Gaio Giulio Cesare Ottaviano Augusto nasce a Roma nel 63 a.C., il padre è Gaio Ottavio e la madre è Azia, la figlia di Giulia, sorella minore di Giulio Cesare. Nel 45 a.C. Cesare lo adotta, poiché egli non ha discendenti maschi. Mentre si trova ad Apollonia, in Grecia, per motivi di studio in attesa di partire per la spedizione contro i Parti, Cesare Ottaviano riceve la notizia della morte di Giulio Cesare avvenuta il 15 marzo del 44 a.C. Torna a Roma per vendicare l'uccisione di Cesare e per raccogliere l'eredità da lui lasciata. All'età di diciannove anni Ottaviano dimostra grande caparbietà e coraggio, riuscendo a tenere testa ai suoi due acerrimi nemici, Marco Antonio e il Senato romano.

Le imprese

Ottaviano, dopo quasi un secolo di guerre civili, ristabilisce l'ordine a Roma; nel 9 a.C. inaugura l'Ara Pacis (altare della pace) e celebra la Pax Augusta, riportando la pace in patria e imponendola alle terre conquistate. Ottaviano riorganizza la penisola iberica in province Spagna, Lusitania e Betica), riorganizza anche la Gallia. La Gallia Cisalpina viene inglobata in Italia e i confini dell'Italia vengono portati alle Alpi. Con la sconfitta di Teutoburgo nel 9 d.C. Augusto rinuncia ad estendere i confini oltre il Reno e il Danubio; sono moltissime le province controllate dall'imperatore.
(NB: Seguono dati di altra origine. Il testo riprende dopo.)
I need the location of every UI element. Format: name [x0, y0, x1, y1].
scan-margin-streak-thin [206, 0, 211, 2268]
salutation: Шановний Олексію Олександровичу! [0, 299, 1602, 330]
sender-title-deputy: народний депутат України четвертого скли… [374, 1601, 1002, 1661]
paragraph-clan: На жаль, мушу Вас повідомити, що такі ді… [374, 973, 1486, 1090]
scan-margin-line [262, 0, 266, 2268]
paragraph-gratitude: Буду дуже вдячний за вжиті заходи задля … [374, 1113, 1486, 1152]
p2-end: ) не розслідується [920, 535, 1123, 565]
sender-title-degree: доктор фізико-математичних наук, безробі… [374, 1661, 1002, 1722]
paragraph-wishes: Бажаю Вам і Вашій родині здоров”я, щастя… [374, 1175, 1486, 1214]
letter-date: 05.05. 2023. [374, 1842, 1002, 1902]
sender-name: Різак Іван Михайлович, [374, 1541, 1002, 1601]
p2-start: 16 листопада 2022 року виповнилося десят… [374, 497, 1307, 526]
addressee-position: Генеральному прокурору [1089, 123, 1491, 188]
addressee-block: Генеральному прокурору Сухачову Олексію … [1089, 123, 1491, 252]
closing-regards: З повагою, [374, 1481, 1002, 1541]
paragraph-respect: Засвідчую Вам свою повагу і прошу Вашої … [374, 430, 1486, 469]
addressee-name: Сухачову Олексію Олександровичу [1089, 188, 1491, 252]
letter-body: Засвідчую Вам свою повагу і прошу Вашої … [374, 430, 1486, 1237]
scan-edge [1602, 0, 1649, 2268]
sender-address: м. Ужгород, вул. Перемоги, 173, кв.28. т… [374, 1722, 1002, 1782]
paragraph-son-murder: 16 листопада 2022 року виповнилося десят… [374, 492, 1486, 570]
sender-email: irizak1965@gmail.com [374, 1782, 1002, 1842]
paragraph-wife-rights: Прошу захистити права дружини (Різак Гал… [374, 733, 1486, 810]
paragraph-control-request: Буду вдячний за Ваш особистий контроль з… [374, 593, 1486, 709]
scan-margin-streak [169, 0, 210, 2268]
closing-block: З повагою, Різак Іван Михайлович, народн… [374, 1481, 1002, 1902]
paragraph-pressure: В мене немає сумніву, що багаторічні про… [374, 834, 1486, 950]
L'Egitto, di cui Augusto è faraone è un possesso privato. Nel 29 a.C. si celebrò il trionfo di Ottaviano che dopo decenni di guerra aveva riportato la pace a Roma. Ottaviano, però, doveva modificare la costituzione per poter governare come un sovrano senza dichiararsi tale (infatti i romani volevano essere cittadini e non sudditi). Nel 27 a.C. assunse il titolo di Agustus, nel 23 a.C. lasciò la carica di console e si fece conferire il Tribunato della Plebe e i Preconsolato con i quali poteva decidere sia la politica di Roma (con i poteri tribunizi) sia quella alla periferia dello Stato (con i poteri preconsolari) Poi rafforzò il senato, valorizzandone i poteri e facendo eleggere uomini di sua fiducia per garantire un collegamento tra centro e periferia. Non appena fu sicuro del potere, Augusto iniziò una politica mirata a stabilire ordine e pace, introdusse nuove cariche di governo come.

I prefetti

il Prefetto Urbano che controllava l'amministrazione della città di Roma e aveva il compito di garantire l'ordine pubblico; il Prefetto dell'Annona, di rango equestre, che doveva provvedere all'approvvigionamento della città ed alla distribuzione gratuita del grano alla plebe; il Prefetto dei Vigili, capo della vigilanza notturna e dei pompieri, aveva funzioni di polizia, infine il Prefetto del Pretorio, sempre di rango equestre, comandante del quartier generale del principe, era il personaggio più vicino al principe e suo sostituto.. Augusto divise le province in: Province del popolo Province imperiali Le province del popolo (dette anche senatorie) erano controllate dal senato.